O confronto infrutífero em Caracas, que polariza e esgota cada vez mais a população, só pode terminar politicamente. Mas ambos os oponentes continuam a jogar pela vitória e impõem condições. A tarefa da comunidade internacional agora é tornar claro a ambos os protagonistas a falta de perspectiva para solução do impasse, para permitir a virada para o diálogo. Um confronto a qualquer preço só ocorre à custa do povo, a espera pelo cansaço dos protagonistas e o esgotamento do povo não fazem a situação avançar. A Alemanha, a Europa e os países da América Latina devem agora abandonar seu papel de espectadores e não devem se esquivar da responsabilidade pela situação do povo na Venezuela. É hora de uma iniciativa no nível dos ministros do Exterior para acabar com o confronto inútil em Caracas.

Juan Guaidó

A entrevista da repórter Sylvia Colombo com Juan Guaidó é esclarecedora e alarmante. Esclarece porque expõe o beco sem saída em que se encontra o entrevistado. Alarma porque, sendo Guaidó a única porta visível para uma saída negociada da ditadura, seu desnorteio mantém sobre a mesa as opções sanguinárias: da guerra civil à intervenção militar externa.

Guaidó reconhece o óbvio: "Há um elemento fundamental nesses processos de sair de uma ditadura para a democracia que é a adesão das Forças Armadas." Ficou entendido que blefou ao dizer na terça-feira que obtivera apoio expressivo dos militares. "Há insatisfação nas Forças Armadas? Sim, é óbvio. É o suficiente? Não."

A falta de rumo fica evidente em comentários como esse: "A ideia é ir somando cada vez mais gente a esse processo, nem que tome tempo." Ou esse: "Sim, um cidadão pode se cansar por um tempo, mas seu descontentamento com a situação seguirá, e ele voltará às ruas… Pode haver altos e baixos nas mobilizações, mas seguiremos sendo maioria."

Guaidó sustenta: "Pela Constituição, eu sou o presidente encarregado da Venezuela." É reconhecido por meia centena de países. Mas o fato é que não conseguiu se encarregar de uma mísera repartição pública.

Sobre o recrudescimento da repressão, Guaidó declara: "Esse tipo de atuação repressiva é a única coisa que o regime tem hoje. Eles tentam demonstrar um controle que não têm. Por isso reprimem…" Ora, Maduro só reprime porque comprou o apoio que interesse a um ditador —o apoio da força armada.
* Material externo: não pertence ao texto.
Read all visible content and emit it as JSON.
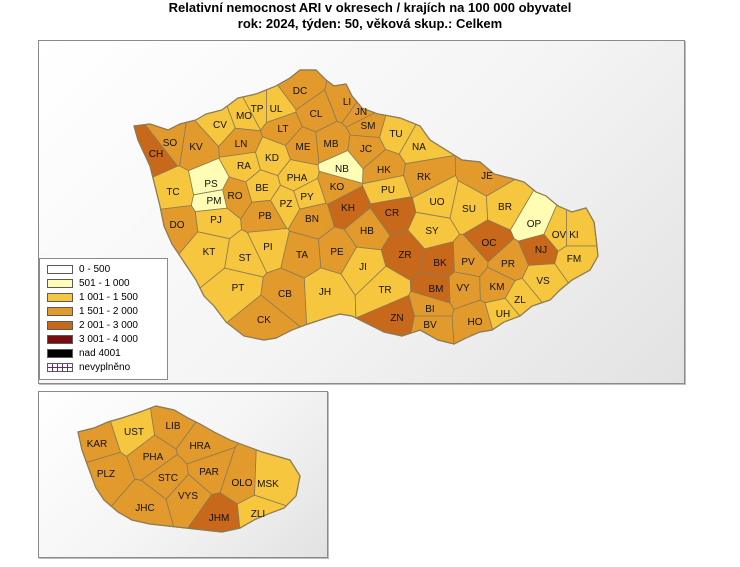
{
  "title_line1": "Relativní nemocnost ARI v okresech / krajích na 100 000 obyvatel",
  "title_line2": "rok: 2024, týden: 50, věková skup.: Celkem",
  "colors": {
    "c0": "#ffffff",
    "c1": "#fffcb4",
    "c2": "#f6c63e",
    "c3": "#e39a2c",
    "c4": "#c8681a",
    "c5": "#7a0e0e",
    "c6": "#000000",
    "border": "#8b7b55"
  },
  "legend": [
    {
      "label": "0 - 500",
      "color": "c0"
    },
    {
      "label": "501 - 1 000",
      "color": "c1"
    },
    {
      "label": "1 001 - 1 500",
      "color": "c2"
    },
    {
      "label": "1 501 - 2 000",
      "color": "c3"
    },
    {
      "label": "2 001 - 3 000",
      "color": "c4"
    },
    {
      "label": "3 001 - 4 000",
      "color": "c5"
    },
    {
      "label": "nad 4001",
      "color": "c6"
    },
    {
      "label": "nevyplněno",
      "color": "hatch"
    }
  ],
  "districts": [
    {
      "code": "DC",
      "class": "c3"
    },
    {
      "code": "LI",
      "class": "c3"
    },
    {
      "code": "UL",
      "class": "c2"
    },
    {
      "code": "TP",
      "class": "c2"
    },
    {
      "code": "CL",
      "class": "c3"
    },
    {
      "code": "JN",
      "class": "c3"
    },
    {
      "code": "MO",
      "class": "c2"
    },
    {
      "code": "SM",
      "class": "c3"
    },
    {
      "code": "CV",
      "class": "c2"
    },
    {
      "code": "LT",
      "class": "c3"
    },
    {
      "code": "TU",
      "class": "c2"
    },
    {
      "code": "SO",
      "class": "c3"
    },
    {
      "code": "CH",
      "class": "c4"
    },
    {
      "code": "KV",
      "class": "c3"
    },
    {
      "code": "LN",
      "class": "c3"
    },
    {
      "code": "ME",
      "class": "c3"
    },
    {
      "code": "MB",
      "class": "c3"
    },
    {
      "code": "JC",
      "class": "c3"
    },
    {
      "code": "NA",
      "class": "c2"
    },
    {
      "code": "RA",
      "class": "c2"
    },
    {
      "code": "KD",
      "class": "c2"
    },
    {
      "code": "PHA",
      "class": "c2"
    },
    {
      "code": "NB",
      "class": "c1"
    },
    {
      "code": "HK",
      "class": "c3"
    },
    {
      "code": "RK",
      "class": "c3"
    },
    {
      "code": "JE",
      "class": "c3"
    },
    {
      "code": "TC",
      "class": "c2"
    },
    {
      "code": "PS",
      "class": "c1"
    },
    {
      "code": "BE",
      "class": "c2"
    },
    {
      "code": "PY",
      "class": "c2"
    },
    {
      "code": "KO",
      "class": "c3"
    },
    {
      "code": "PU",
      "class": "c2"
    },
    {
      "code": "PM",
      "class": "c1"
    },
    {
      "code": "RO",
      "class": "c3"
    },
    {
      "code": "PZ",
      "class": "c2"
    },
    {
      "code": "KH",
      "class": "c4"
    },
    {
      "code": "UO",
      "class": "c2"
    },
    {
      "code": "SU",
      "class": "c2"
    },
    {
      "code": "BR",
      "class": "c2"
    },
    {
      "code": "PJ",
      "class": "c2"
    },
    {
      "code": "PB",
      "class": "c3"
    },
    {
      "code": "BN",
      "class": "c3"
    },
    {
      "code": "CR",
      "class": "c4"
    },
    {
      "code": "OP",
      "class": "c1"
    },
    {
      "code": "DO",
      "class": "c3"
    },
    {
      "code": "HB",
      "class": "c3"
    },
    {
      "code": "SY",
      "class": "c2"
    },
    {
      "code": "OC",
      "class": "c4"
    },
    {
      "code": "KI",
      "class": "c2"
    },
    {
      "code": "OV",
      "class": "c2"
    },
    {
      "code": "NJ",
      "class": "c4"
    },
    {
      "code": "KT",
      "class": "c2"
    },
    {
      "code": "PI",
      "class": "c2"
    },
    {
      "code": "PE",
      "class": "c3"
    },
    {
      "code": "ZR",
      "class": "c4"
    },
    {
      "code": "BK",
      "class": "c4"
    },
    {
      "code": "PV",
      "class": "c3"
    },
    {
      "code": "PR",
      "class": "c3"
    },
    {
      "code": "FM",
      "class": "c2"
    },
    {
      "code": "ST",
      "class": "c2"
    },
    {
      "code": "TA",
      "class": "c3"
    },
    {
      "code": "JI",
      "class": "c2"
    },
    {
      "code": "VS",
      "class": "c2"
    },
    {
      "code": "BM",
      "class": "c4"
    },
    {
      "code": "PT",
      "class": "c2"
    },
    {
      "code": "CB",
      "class": "c3"
    },
    {
      "code": "JH",
      "class": "c2"
    },
    {
      "code": "TR",
      "class": "c2"
    },
    {
      "code": "VY",
      "class": "c3"
    },
    {
      "code": "KM",
      "class": "c3"
    },
    {
      "code": "ZL",
      "class": "c2"
    },
    {
      "code": "BI",
      "class": "c3"
    },
    {
      "code": "UH",
      "class": "c2"
    },
    {
      "code": "CK",
      "class": "c3"
    },
    {
      "code": "ZN",
      "class": "c4"
    },
    {
      "code": "BV",
      "class": "c3"
    },
    {
      "code": "HO",
      "class": "c3"
    }
  ],
  "regions": [
    {
      "code": "UST",
      "class": "c2"
    },
    {
      "code": "LIB",
      "class": "c3"
    },
    {
      "code": "KAR",
      "class": "c3"
    },
    {
      "code": "HRA",
      "class": "c3"
    },
    {
      "code": "PHA",
      "class": "c3"
    },
    {
      "code": "PLZ",
      "class": "c3"
    },
    {
      "code": "STC",
      "class": "c3"
    },
    {
      "code": "PAR",
      "class": "c3"
    },
    {
      "code": "OLO",
      "class": "c3"
    },
    {
      "code": "MSK",
      "class": "c2"
    },
    {
      "code": "VYS",
      "class": "c3"
    },
    {
      "code": "JHC",
      "class": "c3"
    },
    {
      "code": "JHM",
      "class": "c4"
    },
    {
      "code": "ZLI",
      "class": "c2"
    }
  ]
}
A conjuntura venezuelana migra perigosamente da fervura das manifestações pacíficas para o banho-maria de uma repressão ainda mais sanguinolenta. Confirmando-se o pior cenário, Guaidó pode virar um asterisco. Não é sem motivo que Maduro deixa solto o autoproclamado presidente enquanto se equipa para devolver à cadeia o mentor de Guaidó: Leopoldo López, refugiado na embaixada da Espanha em Caracas.

Mandachuva do partido Vontade Popular, Lópes é mais incisivo e carismático do que seu pupilo. No momento, o melhor que poderia acontecer para Maduro seria uma disputa entre criador e criatura pela liderança de uma oposição já bem fragmentada.